Sunday, February 16, 2020

Discovering Yellowstone in Winter- Part Two


Beyond the wildlife in Yellowstone, there are the iconic locations that are transformed in winter.  Old Faithful Geyser becomes a solitary study in blue and white with no people in the scene. Our trip leader knew to take us behind the amphitheater-like semicircle of benches to face south into the sun.  The back lighting was dramatic, and no one else was present.  The foreground is textured with the outflow from the geyser.   It's lovely.

The eruption begins at a time that is plus or minus the posted time by maybe 10 minutes or more.  First there is a burp and a sputter.  Maybe there are several false starts over several minutes.  Then  the geyser comes to life with some commitment.



A key lesson about Old Faithful is to skip it on cloudy days.  It needs a blue sky to really shine.  Another lesson is to look around for overlooked scenes.  Walking 50 yards away from the view of Old Faithful, one finds a hot spring pouring out an amber stream into the Firehole River.
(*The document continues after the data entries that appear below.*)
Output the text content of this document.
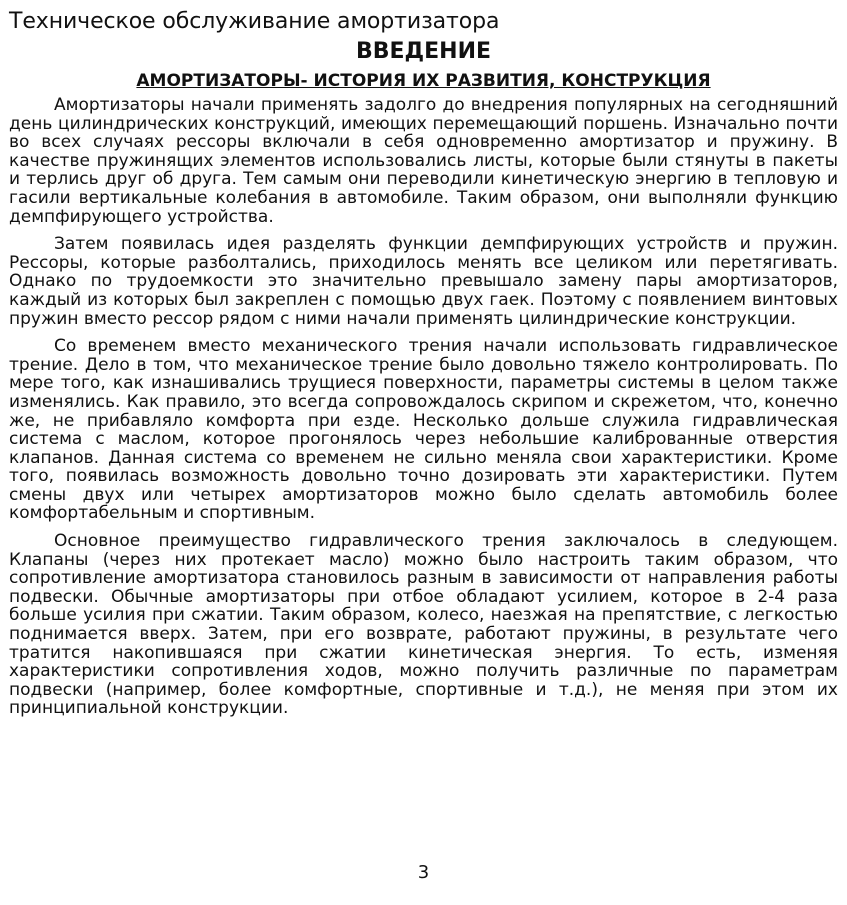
Техническое обслуживание амортизатора
ВВЕДЕНИЕ
АМОРТИЗАТОРЫ- ИСТОРИЯ ИХ РАЗВИТИЯ, КОНСТРУКЦИЯ

Амортизаторы начали применять задолго до внедрения популярных на сегодняшний день цилиндрических конструкций, имеющих перемещающий поршень. Изначально почти во всех случаях рессоры включали в себя одновременно амортизатор и пружину. В качестве пружинящих элементов использовались листы, которые были стянуты в пакеты и терлись друг об друга. Тем самым они переводили кинетическую энергию в тепловую и гасили вертикальные колебания в автомобиле. Таким образом, они выполняли функцию демпфирующего устройства.

Затем появилась идея разделять функции демпфирующих устройств и пружин. Рессоры, которые разболтались, приходилось менять все целиком или перетягивать. Однако по трудоемкости это значительно превышало замену пары амортизаторов, каждый из которых был закреплен с помощью двух гаек. Поэтому с появлением винтовых пружин вместо рессор рядом с ними начали применять цилиндрические конструкции.

Со временем вместо механического трения начали использовать гидравлическое трение. Дело в том, что механическое трение было довольно тяжело контролировать. По мере того, как изнашивались трущиеся поверхности, параметры системы в целом также изменялись. Как правило, это всегда сопровождалось скрипом и скрежетом, что, конечно же, не прибавляло комфорта при езде. Несколько дольше служила гидравлическая система с маслом, которое прогонялось через небольшие калиброванные отверстия клапанов. Данная система со временем не сильно меняла свои характеристики. Кроме того, появилась возможность довольно точно дозировать эти характеристики. Путем смены двух или четырех амортизаторов можно было сделать автомобиль более комфортабельным и спортивным.

Основное преимущество гидравлического трения заключалось в следующем. Клапаны (через них протекает масло) можно было настроить таким образом, что сопротивление амортизатора становилось разным в зависимости от направления работы подвески. Обычные амортизаторы при отбое обладают усилием, которое в 2-4 раза больше усилия при сжатии. Таким образом, колесо, наезжая на препятствие, с легкостью поднимается вверх. Затем, при его возврате, работают пружины, в результате чего тратится накопившаяся при сжатии кинетическая энергия. То есть, изменяя характеристики сопротивления ходов, можно получить различные по параметрам подвески (например, более комфортные, спортивные и т.д.), не меняя при этом их принципиальной конструкции.

3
It is blue  and gold.


Many (most?) visitors arriving at Old Faithful drive past an entrance to the Biscuit Basin.  It is a colorful basin with sapphire pools and steaming hot springs.














































The vistas are dramatic, yet few visitors are there in winter.  All the better that we are alone.


























The scenic variety of Yellowstone extends beyond the thermal features to places like Gibbon Falls.  The flow of water forms a backwards "S" from upper left to lower right, and in winter I particularly like the simple color set of red rock and touch of green.  In winter, the snow removes a lot of visual clutter.


Look at how beautiful and simple winter makes these landscapes.  One is an intimate setting.


Another captures the vastness of the Hayden Valley.


When you think of vastness, one has to include the Yellowstone Canyon in its many forms.


Forms that include the canyon walls.


The many shapes and colors of the thermal areas provide a balance with both grand views like this in Middle Geyser Basin.


And closer views that entertain.  There is a lot going on in this location with living colonies and hot spring mud. 

Other places have strange forms such as this hot spring above Mammoth, which seems to resemble the shape of South America upside down.


Some locations change on a daily basis such as these terraces at Mammoth Hot Springs.

Throughout the hot spring areas one sees trees claimed by the shifting thermal activity, standing like silent sentinels.  The land is alive with change as seen in Mammoth and all other thermally active areas.


We made a final stop at the Firehole Falls that I first saw thirty-two years ago.  It is so different in winter.  No crowds this time and a new-found beauty were there.  I saw this with new eyes ....



..  and I saw this for the first time on the rock walls of the canyon.


Traveling in Yellowstone with a group of highly skilled photographers, plus the expert teaching by John Gerlach, was a richly rewarding experience.  Across the group there was a quick eye for seeing and interpreting the scenes with no hesitation about what was significant.  Members quickly got set up and made their images so that next person could take their prime location.  The results shared on our last evening were full of memorable images that each told a story.  The absence of crowds made that possible.  I'd do this again.

I hope you both enjoy these images and also take away some useful ideas about seeing beauty as you travel.